Pork scratching biscuits
215 gr flour
50 gr sugar
15 gr salt
150 gr butter
200 gr pork scratchings
300 Garnier concentrated pear pulp
700 gr Sicoly pear pulp
60 gr lemon juice
40 gr Prosorbet
25 gr Wolfsberger pear extract
1,500 gr water
400 gr Firstword tamarind paste
Tamarind agar agar
200 gr tamarind
50 gr water
50 gr molasses
2 gr agar agar
2 sheets gelatine
Pine nut praliné
500 gr pine nuts
150 gr icing sugar
2.5 gr Conference pear
75 gr icing sugar
7 gr agar agar
Wild pine nuts
Pork scratching biscuit: Make a biscuit with all the ingredients. Bake at 170ºC for 15 minutes (until lightly browned). Break up into crumbs.
Pear sorbet: Mix all the ingredients while cold. Leave to stand for a minimum of 4 hours, then transfer to an ice-cream maker. Transfer to a piping bag with a Matfer no.13 plastic nozzle.
Tamarind pulp: Boil the water with the tamarind paste, making sure it does not stick, and strain.
Tamarind agar agar: Mix all the ingredients and pour onto a metal pan 23 x 31 cm. When set, cut into 11 x 5 cm rectangles.
Pine nut praliné: Make a praline with the lightly toasted pine nuts and sugar. Transfer to a squeezer bottle with a 0.5 cm teat.
Pear cake: In an aluminium pan, form successive layers of buerre noisette, the mixture of sugar + agar agar (use a small strainer to make a thin layer) and Conference pear in very thin slices, up to a height of about 4 cm.
Cover with foil and bake at 150ºC for 1 hour 30 minutes. Remove from the oven and place a light weight on top. Leave to cool. When cold, cut into slices 0.7 cm thick and 9 cm long.
Powdered caraway: Grind the lightly toasted caraway seeds in a coffee mill and sieve.
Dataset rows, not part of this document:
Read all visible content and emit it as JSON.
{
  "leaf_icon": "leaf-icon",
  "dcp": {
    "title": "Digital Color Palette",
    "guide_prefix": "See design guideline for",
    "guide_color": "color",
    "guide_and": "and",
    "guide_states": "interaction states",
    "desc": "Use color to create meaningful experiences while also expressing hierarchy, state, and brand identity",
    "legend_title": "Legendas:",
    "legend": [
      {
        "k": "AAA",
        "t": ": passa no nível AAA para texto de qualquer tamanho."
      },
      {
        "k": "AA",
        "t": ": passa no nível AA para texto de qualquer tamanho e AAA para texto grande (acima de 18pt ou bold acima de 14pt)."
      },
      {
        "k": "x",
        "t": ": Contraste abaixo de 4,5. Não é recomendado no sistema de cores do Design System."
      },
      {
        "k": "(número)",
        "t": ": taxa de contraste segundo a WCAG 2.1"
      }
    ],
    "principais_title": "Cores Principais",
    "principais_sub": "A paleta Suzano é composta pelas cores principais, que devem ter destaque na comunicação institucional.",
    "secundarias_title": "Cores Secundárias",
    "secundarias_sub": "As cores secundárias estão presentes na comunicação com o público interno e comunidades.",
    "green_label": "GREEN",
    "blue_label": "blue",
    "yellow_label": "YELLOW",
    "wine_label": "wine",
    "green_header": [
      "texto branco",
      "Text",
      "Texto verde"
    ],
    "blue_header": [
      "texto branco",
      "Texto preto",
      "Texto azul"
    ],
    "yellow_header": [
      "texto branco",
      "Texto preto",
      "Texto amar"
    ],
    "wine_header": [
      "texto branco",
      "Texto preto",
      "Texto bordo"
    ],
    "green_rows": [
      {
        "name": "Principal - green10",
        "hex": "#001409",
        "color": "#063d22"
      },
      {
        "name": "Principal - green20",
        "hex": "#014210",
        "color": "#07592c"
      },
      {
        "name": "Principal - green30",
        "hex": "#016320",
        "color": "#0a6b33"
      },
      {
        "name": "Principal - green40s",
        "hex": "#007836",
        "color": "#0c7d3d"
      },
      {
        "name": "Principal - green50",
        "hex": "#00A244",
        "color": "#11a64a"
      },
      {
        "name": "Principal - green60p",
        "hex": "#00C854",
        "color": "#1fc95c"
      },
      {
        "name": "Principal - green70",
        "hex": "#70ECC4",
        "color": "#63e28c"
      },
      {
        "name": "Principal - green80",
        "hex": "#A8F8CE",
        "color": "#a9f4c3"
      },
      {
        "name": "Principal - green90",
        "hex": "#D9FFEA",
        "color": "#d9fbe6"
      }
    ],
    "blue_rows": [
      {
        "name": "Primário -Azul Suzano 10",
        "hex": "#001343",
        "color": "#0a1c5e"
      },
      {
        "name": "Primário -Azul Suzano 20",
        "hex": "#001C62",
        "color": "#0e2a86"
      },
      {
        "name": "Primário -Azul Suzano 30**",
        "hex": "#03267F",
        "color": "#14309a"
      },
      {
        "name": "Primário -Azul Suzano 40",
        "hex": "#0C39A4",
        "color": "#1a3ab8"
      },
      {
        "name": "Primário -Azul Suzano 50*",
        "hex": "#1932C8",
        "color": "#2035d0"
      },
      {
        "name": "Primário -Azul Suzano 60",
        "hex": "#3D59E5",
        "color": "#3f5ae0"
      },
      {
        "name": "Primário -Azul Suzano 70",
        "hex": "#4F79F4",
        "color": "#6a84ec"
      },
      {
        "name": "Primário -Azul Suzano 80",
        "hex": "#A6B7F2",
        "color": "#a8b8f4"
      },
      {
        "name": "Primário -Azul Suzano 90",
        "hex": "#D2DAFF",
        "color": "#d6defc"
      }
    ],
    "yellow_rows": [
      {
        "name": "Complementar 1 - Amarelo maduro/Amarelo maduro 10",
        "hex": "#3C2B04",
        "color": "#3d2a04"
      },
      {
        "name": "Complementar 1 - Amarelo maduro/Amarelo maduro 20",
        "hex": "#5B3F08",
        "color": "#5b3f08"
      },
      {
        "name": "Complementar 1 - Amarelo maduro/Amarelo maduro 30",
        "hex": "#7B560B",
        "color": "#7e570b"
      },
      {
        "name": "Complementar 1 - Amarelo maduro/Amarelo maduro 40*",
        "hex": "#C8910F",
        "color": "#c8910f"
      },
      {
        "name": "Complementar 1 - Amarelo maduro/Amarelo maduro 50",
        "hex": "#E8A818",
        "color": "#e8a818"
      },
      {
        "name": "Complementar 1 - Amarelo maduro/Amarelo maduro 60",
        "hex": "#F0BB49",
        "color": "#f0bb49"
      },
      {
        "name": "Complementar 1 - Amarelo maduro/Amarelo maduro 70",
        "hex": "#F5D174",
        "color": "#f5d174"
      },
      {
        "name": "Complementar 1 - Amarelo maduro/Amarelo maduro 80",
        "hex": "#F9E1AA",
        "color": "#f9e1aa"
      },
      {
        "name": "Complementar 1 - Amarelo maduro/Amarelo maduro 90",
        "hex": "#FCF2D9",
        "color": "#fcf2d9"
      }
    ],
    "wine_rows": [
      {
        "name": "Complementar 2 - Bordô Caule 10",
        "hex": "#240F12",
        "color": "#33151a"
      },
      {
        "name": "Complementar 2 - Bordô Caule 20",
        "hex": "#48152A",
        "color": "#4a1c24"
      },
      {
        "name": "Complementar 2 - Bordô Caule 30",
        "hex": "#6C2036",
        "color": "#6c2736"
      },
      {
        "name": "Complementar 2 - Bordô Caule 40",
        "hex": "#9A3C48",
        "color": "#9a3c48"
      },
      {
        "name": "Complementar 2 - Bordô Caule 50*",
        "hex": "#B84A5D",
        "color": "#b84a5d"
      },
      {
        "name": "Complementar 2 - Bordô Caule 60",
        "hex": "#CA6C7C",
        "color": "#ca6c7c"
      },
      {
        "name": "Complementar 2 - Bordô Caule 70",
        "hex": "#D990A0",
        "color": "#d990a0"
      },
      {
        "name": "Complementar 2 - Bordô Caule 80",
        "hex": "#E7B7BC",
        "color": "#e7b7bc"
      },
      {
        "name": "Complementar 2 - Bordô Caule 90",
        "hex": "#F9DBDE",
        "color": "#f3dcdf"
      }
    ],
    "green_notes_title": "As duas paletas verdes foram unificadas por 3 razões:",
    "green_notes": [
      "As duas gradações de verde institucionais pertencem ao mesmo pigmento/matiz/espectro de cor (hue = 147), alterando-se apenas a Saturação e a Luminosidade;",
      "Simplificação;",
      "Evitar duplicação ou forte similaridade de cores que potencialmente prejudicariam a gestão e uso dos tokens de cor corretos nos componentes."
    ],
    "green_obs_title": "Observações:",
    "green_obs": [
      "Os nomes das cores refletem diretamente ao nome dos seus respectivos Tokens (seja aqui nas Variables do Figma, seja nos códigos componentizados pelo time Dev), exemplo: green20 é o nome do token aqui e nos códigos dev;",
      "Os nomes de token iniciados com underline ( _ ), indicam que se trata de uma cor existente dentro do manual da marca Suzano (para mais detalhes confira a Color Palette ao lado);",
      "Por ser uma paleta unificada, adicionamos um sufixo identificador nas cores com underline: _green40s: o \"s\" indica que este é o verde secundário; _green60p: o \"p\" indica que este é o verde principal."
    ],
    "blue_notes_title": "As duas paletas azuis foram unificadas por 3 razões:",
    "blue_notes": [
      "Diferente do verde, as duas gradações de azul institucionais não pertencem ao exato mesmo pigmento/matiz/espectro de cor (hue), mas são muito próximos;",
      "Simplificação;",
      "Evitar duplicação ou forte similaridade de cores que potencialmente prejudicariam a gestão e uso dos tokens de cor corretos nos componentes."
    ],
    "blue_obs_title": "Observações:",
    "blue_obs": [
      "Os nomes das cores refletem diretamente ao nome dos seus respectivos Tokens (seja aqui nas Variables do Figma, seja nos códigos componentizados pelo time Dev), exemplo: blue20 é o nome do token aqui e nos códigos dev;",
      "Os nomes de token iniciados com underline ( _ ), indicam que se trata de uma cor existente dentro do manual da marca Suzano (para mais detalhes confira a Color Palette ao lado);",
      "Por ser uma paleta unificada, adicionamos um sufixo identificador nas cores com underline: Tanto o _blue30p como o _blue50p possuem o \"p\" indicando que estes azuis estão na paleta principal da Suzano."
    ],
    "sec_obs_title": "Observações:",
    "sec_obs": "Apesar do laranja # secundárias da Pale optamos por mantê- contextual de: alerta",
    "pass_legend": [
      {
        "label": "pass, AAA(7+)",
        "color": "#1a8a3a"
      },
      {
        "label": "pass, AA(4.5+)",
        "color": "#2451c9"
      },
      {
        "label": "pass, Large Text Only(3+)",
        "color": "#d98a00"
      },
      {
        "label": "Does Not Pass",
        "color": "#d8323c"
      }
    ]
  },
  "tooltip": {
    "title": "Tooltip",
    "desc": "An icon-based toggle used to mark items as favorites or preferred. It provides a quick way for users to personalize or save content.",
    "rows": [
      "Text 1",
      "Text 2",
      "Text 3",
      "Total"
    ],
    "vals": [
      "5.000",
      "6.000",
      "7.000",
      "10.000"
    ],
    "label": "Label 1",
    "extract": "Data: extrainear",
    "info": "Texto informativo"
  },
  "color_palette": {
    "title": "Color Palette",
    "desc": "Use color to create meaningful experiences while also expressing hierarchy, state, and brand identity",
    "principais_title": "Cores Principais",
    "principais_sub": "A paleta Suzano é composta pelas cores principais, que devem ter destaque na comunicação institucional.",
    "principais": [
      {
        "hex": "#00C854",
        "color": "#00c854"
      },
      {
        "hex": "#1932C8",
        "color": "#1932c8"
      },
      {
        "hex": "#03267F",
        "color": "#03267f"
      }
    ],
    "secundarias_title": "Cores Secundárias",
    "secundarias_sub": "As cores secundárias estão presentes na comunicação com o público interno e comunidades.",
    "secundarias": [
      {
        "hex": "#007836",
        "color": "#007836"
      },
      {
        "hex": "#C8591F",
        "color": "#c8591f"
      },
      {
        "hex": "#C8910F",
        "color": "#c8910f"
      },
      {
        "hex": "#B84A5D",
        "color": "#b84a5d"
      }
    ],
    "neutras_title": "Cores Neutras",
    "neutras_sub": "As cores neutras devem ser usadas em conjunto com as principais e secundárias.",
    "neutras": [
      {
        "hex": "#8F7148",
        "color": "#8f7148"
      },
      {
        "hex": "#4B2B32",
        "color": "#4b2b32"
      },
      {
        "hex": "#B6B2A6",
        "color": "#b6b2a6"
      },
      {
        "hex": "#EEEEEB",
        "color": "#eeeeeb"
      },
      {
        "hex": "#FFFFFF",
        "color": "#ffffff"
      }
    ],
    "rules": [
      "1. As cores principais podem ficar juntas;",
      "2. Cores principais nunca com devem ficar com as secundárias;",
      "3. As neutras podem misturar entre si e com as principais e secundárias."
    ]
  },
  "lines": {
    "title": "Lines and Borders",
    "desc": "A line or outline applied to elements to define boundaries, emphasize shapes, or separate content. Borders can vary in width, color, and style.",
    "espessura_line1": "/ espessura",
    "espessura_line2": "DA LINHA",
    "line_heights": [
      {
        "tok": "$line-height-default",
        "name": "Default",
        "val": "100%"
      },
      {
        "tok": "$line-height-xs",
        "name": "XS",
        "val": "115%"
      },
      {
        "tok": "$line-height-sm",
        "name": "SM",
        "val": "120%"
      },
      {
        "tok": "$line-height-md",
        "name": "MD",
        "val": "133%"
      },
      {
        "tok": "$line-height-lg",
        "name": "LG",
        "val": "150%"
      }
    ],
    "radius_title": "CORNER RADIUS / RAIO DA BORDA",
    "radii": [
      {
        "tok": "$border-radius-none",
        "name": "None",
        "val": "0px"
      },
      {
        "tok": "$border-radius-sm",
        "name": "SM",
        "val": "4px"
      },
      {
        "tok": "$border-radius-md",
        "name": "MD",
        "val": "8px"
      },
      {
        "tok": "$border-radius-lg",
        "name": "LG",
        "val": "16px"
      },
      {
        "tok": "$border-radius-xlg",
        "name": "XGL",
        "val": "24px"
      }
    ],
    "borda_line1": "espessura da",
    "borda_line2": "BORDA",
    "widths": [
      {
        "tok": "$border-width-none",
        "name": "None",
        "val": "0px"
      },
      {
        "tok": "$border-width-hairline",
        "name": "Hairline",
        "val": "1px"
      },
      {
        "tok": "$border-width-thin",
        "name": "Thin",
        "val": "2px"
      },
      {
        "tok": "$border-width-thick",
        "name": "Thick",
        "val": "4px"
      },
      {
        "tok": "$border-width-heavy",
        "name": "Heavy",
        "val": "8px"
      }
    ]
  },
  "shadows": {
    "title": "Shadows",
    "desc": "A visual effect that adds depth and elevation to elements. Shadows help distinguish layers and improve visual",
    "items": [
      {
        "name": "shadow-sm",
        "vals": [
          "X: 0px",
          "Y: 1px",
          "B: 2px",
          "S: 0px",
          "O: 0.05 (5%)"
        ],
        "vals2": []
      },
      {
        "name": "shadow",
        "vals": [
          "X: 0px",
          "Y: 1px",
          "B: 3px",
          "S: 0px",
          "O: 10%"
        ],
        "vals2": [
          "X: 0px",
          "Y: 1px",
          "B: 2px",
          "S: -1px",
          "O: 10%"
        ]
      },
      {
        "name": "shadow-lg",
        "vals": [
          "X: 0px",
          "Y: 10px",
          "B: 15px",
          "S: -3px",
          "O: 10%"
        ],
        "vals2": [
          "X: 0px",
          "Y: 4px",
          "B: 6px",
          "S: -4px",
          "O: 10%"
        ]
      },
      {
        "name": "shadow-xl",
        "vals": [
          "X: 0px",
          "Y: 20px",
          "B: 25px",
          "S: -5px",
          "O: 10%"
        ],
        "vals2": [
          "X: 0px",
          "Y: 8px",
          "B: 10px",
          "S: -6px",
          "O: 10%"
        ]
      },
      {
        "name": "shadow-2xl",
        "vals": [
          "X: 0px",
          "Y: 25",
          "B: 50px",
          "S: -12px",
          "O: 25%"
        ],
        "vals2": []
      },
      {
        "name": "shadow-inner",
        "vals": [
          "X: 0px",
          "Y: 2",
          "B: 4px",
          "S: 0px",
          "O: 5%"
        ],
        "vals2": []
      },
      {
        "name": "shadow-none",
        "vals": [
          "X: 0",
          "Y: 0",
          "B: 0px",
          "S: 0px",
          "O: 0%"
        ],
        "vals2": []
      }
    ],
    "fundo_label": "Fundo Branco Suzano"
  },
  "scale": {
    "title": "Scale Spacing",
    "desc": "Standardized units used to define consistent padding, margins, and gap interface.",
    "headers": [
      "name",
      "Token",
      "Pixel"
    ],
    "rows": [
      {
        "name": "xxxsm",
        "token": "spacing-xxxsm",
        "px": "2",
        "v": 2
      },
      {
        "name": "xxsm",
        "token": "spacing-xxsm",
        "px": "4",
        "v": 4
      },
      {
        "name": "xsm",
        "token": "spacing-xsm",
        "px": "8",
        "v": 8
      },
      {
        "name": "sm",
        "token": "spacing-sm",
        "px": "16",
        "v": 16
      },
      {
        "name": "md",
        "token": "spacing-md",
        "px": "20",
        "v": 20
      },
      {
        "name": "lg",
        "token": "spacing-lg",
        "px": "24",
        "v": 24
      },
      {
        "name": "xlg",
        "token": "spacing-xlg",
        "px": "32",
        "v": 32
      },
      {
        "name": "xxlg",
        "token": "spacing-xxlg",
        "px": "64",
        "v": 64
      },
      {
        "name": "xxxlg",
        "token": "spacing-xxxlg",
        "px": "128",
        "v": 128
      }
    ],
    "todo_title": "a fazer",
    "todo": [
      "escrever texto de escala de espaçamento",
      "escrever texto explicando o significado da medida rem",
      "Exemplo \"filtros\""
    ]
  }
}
In the centre of the plate, place a rectangle of agar agar. Top with 6 wild pine nuts, then top these with a line of pine nut praline from side to side. Heat the pear cake in the oven for 5 minutes at 200ºC and arrange a slice on top of the pine nut praliné.
Sprinkle the pork scratching biscuit crumbs over the top of the pear cake. Then add the pear sorbet using the Mafter no.13 nozzle. Finish by sprinkling with fennel shoots and powdered caraway.